You can reject [:internal] if needed:

.reject { |route| route[:internal] }

Upvotes: 3

Kiran Chamarthi
Kiran Chamarthi

Reputation: 21

Dir[Rails.root.join('app/controllers/*_controller.rb')].map { |path| (path.match(/(\w+)_controller.rb/); $1).camelize+"Controller" }

This gives us the exact name of the controller as it appears within the controller file.

Upvotes: 2

ecoologic
ecoologic

Reputation: 10430

I particularly liked @jdl solution

ApplicationController.subclasses

But in my case, where I really needed all the controller names in underscore format (I don't have subdirs eg: /admin) I used the following:

Dir[Rails.root.join('app/controllers/*_controller.rb')].map { |path| path.match(/(\w+)_controller.rb/); $1 }.compact

Upvotes: 8

Jakub Hampl
Jakub Hampl

Reputation: 40563

While @jdl's method will work in a number of situations it fails if you have controller subclasses (e.g. ContactPageController inherits from PageController which inherits from ApplicationController) .

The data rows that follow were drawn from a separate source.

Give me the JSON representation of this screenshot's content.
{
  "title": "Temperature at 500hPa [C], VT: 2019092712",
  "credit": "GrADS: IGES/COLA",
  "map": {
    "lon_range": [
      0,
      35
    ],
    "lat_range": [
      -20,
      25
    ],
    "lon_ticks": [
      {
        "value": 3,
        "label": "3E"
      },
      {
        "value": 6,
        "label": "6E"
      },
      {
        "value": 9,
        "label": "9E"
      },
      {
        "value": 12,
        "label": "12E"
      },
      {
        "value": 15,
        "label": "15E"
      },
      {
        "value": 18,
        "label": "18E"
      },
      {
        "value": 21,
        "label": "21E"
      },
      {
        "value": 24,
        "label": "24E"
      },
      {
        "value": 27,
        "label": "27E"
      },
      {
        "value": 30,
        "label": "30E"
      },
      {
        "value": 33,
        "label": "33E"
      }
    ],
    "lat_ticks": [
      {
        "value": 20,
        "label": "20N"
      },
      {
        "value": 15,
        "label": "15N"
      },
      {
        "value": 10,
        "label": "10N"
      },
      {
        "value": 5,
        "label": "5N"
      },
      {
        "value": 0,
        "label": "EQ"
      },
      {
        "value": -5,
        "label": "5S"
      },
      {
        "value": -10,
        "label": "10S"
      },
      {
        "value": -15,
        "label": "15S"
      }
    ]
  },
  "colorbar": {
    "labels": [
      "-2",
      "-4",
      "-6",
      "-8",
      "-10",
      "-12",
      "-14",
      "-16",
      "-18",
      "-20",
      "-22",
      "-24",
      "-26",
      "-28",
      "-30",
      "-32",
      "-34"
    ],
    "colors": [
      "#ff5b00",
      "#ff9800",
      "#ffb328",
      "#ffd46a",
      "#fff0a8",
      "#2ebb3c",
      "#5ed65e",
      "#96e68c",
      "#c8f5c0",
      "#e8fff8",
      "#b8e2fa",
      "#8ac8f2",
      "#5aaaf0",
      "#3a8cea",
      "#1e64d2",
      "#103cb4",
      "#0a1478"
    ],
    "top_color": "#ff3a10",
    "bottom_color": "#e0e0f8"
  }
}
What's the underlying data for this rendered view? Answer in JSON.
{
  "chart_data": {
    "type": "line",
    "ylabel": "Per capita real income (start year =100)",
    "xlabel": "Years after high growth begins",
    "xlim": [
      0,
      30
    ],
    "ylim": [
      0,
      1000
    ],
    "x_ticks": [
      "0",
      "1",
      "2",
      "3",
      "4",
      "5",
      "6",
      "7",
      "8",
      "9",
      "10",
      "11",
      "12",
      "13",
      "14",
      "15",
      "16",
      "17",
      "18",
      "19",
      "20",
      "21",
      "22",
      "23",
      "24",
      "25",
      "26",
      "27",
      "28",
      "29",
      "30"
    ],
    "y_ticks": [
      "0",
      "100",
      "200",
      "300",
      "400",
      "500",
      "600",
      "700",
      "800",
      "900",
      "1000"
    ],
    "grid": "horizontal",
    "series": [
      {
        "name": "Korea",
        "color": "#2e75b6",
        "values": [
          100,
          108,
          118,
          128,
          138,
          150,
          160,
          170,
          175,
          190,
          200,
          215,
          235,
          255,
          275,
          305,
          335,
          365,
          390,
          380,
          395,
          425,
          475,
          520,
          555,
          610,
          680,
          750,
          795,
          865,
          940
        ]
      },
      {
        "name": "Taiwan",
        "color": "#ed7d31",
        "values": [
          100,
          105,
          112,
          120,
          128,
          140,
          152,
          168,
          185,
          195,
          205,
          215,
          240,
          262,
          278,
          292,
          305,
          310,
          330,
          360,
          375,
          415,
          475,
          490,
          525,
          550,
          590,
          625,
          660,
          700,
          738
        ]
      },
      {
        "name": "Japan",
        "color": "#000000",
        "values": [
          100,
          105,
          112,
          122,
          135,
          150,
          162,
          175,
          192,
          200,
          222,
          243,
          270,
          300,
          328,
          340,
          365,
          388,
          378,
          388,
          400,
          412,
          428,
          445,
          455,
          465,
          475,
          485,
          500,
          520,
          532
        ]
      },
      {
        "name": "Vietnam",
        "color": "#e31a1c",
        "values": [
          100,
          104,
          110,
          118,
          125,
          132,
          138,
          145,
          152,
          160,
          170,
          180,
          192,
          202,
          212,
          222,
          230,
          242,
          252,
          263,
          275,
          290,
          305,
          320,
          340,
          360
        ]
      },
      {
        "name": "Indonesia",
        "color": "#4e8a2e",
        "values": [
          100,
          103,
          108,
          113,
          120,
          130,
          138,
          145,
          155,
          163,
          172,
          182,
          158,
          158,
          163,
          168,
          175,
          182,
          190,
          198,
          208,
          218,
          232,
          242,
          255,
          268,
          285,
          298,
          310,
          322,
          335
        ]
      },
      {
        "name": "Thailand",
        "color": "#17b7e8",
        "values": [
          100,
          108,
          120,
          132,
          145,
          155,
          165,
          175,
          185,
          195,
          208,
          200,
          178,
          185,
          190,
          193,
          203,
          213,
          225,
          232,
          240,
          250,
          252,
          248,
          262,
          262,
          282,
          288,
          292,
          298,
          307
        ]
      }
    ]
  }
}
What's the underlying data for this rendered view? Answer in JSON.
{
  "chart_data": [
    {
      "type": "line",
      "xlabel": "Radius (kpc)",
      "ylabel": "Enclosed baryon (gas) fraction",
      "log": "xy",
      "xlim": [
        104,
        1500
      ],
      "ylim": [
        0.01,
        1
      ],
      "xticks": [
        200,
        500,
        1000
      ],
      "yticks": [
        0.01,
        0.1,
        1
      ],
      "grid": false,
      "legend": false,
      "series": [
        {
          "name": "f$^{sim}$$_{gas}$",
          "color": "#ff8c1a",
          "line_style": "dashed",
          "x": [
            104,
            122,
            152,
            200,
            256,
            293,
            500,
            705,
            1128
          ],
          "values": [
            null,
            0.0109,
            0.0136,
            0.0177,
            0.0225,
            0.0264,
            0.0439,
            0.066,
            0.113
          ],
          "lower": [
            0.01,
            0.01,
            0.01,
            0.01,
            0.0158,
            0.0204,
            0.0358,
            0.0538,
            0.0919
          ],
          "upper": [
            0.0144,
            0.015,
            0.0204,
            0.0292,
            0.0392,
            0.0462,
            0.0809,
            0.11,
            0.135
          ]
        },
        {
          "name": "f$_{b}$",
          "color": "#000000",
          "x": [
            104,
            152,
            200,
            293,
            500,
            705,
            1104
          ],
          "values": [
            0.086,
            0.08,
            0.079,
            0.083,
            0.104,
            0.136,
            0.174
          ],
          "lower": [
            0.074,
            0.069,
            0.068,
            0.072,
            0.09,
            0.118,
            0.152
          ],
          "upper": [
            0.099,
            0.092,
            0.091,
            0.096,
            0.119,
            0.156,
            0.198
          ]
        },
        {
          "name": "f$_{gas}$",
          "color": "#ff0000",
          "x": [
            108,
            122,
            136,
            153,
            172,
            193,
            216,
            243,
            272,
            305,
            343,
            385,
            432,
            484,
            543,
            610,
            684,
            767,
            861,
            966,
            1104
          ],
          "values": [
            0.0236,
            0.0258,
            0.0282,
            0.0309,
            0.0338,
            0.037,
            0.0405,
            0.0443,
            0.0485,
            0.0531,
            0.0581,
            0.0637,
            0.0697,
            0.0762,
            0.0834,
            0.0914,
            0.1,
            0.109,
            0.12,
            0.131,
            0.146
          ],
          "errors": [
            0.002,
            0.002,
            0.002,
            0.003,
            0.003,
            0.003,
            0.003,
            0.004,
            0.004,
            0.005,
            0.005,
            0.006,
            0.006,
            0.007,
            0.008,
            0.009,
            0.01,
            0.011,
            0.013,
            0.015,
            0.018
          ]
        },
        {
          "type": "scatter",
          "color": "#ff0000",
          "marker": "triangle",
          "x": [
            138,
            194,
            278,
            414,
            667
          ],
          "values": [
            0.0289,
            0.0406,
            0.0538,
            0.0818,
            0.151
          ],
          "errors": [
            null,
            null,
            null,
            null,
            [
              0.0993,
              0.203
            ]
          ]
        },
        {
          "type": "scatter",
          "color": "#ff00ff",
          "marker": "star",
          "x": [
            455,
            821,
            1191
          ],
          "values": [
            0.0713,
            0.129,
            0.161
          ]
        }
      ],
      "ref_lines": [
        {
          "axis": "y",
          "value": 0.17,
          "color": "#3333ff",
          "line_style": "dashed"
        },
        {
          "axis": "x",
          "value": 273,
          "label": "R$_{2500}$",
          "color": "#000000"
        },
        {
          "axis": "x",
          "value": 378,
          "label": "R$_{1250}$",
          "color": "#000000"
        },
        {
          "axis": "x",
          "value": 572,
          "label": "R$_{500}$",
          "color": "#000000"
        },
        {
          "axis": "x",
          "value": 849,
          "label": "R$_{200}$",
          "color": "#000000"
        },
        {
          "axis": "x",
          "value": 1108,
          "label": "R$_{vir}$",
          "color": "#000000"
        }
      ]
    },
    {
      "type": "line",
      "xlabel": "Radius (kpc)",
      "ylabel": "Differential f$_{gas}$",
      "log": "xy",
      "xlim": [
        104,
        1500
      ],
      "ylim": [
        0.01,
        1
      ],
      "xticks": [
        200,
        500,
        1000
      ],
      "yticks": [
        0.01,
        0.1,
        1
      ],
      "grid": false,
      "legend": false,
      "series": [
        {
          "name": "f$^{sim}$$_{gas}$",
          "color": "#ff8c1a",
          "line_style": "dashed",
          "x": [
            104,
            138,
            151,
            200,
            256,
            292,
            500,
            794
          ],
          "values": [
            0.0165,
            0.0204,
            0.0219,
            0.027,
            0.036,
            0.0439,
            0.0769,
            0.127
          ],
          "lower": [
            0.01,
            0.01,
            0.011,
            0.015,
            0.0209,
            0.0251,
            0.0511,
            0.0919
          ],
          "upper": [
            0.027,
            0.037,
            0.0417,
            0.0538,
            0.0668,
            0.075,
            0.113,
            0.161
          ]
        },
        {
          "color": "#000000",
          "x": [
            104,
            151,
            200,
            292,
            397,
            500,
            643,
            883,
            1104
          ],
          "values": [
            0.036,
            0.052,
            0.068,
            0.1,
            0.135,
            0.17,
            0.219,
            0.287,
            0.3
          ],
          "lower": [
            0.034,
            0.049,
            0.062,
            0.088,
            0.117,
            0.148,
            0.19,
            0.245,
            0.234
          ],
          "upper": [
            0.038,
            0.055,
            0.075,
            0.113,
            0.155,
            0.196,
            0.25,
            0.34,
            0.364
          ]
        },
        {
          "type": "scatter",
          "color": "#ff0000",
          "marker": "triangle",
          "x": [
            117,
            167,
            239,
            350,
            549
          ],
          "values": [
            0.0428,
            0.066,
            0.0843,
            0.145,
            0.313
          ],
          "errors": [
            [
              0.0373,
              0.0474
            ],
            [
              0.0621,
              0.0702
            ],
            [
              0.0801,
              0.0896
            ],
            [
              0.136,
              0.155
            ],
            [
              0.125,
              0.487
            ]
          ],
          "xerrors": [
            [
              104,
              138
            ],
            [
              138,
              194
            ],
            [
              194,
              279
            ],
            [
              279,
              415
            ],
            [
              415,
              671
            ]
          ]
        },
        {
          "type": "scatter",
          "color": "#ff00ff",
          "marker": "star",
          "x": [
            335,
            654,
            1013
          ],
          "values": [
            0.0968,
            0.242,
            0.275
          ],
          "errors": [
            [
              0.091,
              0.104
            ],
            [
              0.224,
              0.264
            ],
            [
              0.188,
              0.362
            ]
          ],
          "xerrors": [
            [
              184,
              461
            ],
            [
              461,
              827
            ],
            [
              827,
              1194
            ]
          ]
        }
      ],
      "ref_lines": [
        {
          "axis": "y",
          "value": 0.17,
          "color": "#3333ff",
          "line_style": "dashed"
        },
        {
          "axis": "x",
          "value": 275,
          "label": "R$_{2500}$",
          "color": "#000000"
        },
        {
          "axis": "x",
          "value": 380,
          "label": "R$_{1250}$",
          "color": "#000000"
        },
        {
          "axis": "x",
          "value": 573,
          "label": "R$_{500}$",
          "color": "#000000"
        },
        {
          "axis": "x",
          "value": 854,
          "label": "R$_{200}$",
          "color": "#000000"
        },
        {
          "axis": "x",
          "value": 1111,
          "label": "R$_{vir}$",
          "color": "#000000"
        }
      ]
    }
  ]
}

Therefore a better method is to use:

::ApplicationController.descendants

Using routes may not work if you have a complex app where parts are abstracted as engines, these will be hidden.

Upvotes: 10

Jim
Jim

Reputation: 5617

Google: 'rails list controllers'

First result.

http://snippets.dzone.com/posts/show/4792


After learning about the subclasses, I think the code from my link could be done simply as..

ApplicationController.subclasses.each do |c|
  puts "Controller: #{c}"
  puts "Actions: #{c.constantize.action_methods.collect{|a| a.to_s}.join(', ')}"
end

Upvotes: 4

jdl
jdl

Reputation: 17790

ApplicationController.subclasses

It'll get you started, but keep in mind that in development mode you won't see much, because it will only show you what's actually been loaded. Fire it up in production mode, and you should see a list of all of your controllers.